Gdy mamy kilkuletnie auto, które właśnie zaczyna dawać sygnały, że czas je zaprowadzić do mechanika, pojawia się dylemat. Czy naprawiać częściami fabrycznie nowymi, licząc się z tym, ze za naprawę zapłacimy naprawdę dużo, czy raczej stawiać na używane części samochodowe, które może są i znacznie tańsze, ale za to mogą nie być tak trwałe, jak te nowe. Najlepiej jest zacząć od zastanowienia się, ile czasu jeszcze chcemy by to auto nam posłużyło.
Jeśli chcemy nim jeździć do jego absolutnego końca, ponieważ przywiązujemy się do wszelkich rzeczy, tak bardzo, że trudno się nam z nimi rozstawać, to wtedy lepiej jednak zapłacić więcej ale za to naprawić solidnie. Jeżeli jednak auta wymieniamy dosyć regularnie co kilka lat, wtedy możemy sobie pozwolić bez obaw na naprawę częściami używanymi, wychodząc z założenia, że gdy znowu się popsuje, już nie będzie naszą własnością. Części do samochodów, te używane w każdym razie obecnie wcale nie są takie złe, i wcale naprawa nimi nie jest tak złym pomysłem.
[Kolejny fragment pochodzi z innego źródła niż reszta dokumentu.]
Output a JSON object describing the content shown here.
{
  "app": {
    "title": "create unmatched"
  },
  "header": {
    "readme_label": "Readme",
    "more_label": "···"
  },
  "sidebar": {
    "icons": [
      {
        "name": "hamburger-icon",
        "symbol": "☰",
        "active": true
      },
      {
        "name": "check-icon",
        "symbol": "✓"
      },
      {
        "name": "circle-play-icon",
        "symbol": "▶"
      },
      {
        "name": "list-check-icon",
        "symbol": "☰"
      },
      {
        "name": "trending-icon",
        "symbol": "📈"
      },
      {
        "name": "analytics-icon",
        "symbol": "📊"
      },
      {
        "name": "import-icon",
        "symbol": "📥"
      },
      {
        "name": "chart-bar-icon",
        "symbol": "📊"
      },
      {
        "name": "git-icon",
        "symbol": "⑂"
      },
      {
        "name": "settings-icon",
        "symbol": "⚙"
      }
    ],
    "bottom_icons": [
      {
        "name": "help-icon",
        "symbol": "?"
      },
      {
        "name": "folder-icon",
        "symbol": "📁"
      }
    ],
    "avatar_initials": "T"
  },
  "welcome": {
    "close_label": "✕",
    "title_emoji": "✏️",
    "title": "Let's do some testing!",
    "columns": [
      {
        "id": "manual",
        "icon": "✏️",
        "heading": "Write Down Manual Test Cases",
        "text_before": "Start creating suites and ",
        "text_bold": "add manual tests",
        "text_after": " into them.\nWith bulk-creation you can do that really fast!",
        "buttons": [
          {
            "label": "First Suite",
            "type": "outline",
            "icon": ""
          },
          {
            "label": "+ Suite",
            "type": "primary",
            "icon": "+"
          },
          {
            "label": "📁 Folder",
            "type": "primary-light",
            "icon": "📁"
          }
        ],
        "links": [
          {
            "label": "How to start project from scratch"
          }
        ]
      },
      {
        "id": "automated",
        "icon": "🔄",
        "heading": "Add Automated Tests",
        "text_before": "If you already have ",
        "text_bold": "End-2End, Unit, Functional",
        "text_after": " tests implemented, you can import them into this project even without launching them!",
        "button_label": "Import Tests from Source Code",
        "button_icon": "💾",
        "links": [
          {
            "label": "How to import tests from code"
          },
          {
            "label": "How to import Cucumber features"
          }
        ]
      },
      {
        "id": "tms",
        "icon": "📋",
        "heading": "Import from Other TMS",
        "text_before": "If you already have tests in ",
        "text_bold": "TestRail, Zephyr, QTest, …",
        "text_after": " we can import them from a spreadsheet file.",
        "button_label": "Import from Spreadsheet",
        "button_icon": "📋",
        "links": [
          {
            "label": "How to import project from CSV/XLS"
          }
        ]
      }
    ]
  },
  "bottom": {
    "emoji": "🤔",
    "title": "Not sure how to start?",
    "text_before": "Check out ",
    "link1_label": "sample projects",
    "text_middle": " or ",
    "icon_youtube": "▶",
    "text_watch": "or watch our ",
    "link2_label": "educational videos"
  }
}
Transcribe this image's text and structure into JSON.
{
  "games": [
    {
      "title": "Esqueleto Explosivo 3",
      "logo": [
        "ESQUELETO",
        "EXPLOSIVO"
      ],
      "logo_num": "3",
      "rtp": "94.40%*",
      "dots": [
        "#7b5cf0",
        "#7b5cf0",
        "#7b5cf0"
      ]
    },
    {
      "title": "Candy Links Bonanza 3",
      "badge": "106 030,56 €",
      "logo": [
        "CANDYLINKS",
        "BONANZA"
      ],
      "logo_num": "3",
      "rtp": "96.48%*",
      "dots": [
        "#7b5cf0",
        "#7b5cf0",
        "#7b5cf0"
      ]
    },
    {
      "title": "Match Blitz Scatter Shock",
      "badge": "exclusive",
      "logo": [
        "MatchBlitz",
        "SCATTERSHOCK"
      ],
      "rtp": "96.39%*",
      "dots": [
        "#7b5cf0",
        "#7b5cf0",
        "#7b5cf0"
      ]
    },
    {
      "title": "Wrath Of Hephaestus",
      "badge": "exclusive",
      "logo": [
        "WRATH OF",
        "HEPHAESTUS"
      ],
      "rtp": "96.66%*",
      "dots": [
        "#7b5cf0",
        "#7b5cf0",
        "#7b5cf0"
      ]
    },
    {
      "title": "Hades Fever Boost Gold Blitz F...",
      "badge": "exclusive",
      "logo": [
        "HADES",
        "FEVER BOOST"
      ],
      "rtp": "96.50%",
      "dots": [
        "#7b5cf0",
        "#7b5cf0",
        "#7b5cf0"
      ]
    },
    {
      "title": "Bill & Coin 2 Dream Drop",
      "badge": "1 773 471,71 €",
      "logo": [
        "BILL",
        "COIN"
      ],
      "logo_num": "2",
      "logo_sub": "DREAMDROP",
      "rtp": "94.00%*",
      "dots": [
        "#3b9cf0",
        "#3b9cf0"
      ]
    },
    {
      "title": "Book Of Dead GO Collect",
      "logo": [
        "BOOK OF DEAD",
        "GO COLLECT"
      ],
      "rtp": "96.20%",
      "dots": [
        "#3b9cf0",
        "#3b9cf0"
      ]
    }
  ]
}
Często części takie pochodzą z aut o zaledwie kilkuletnim przebiegu, zdarzają się nawet takie prawie nowe, nie jest to takie dziwne, jeżeli weźmiemy pod uwagę ilość wypadków i to, że czasem nawet kilkumiesięczne auta zostają całkowicie rozbite. Części z takich aut często są objęte kilkumiesięczną gwarancją. To sprawia, że używane części do aut często są inwestycją bardziej opłacalną niż części zupełnie nowe. Różnica jest tu na poziomie kilkunastu procent w cenie naprawy. Szczególnie oczywiście opłacalne jest to w przypadku, gdy naprawa nowymi częściami mogłaby przewyższyć wartość auta lub niebezpiecznie się do tej granicy wartości zbliżyć. Nikt z nas chyba nie zgodził by się na taką wielką brawurę, nikt nie chce aż tak przepłacać, gdy lepszym wyjściem byłoby już raczej kupno innego auta, niż naprawa tego.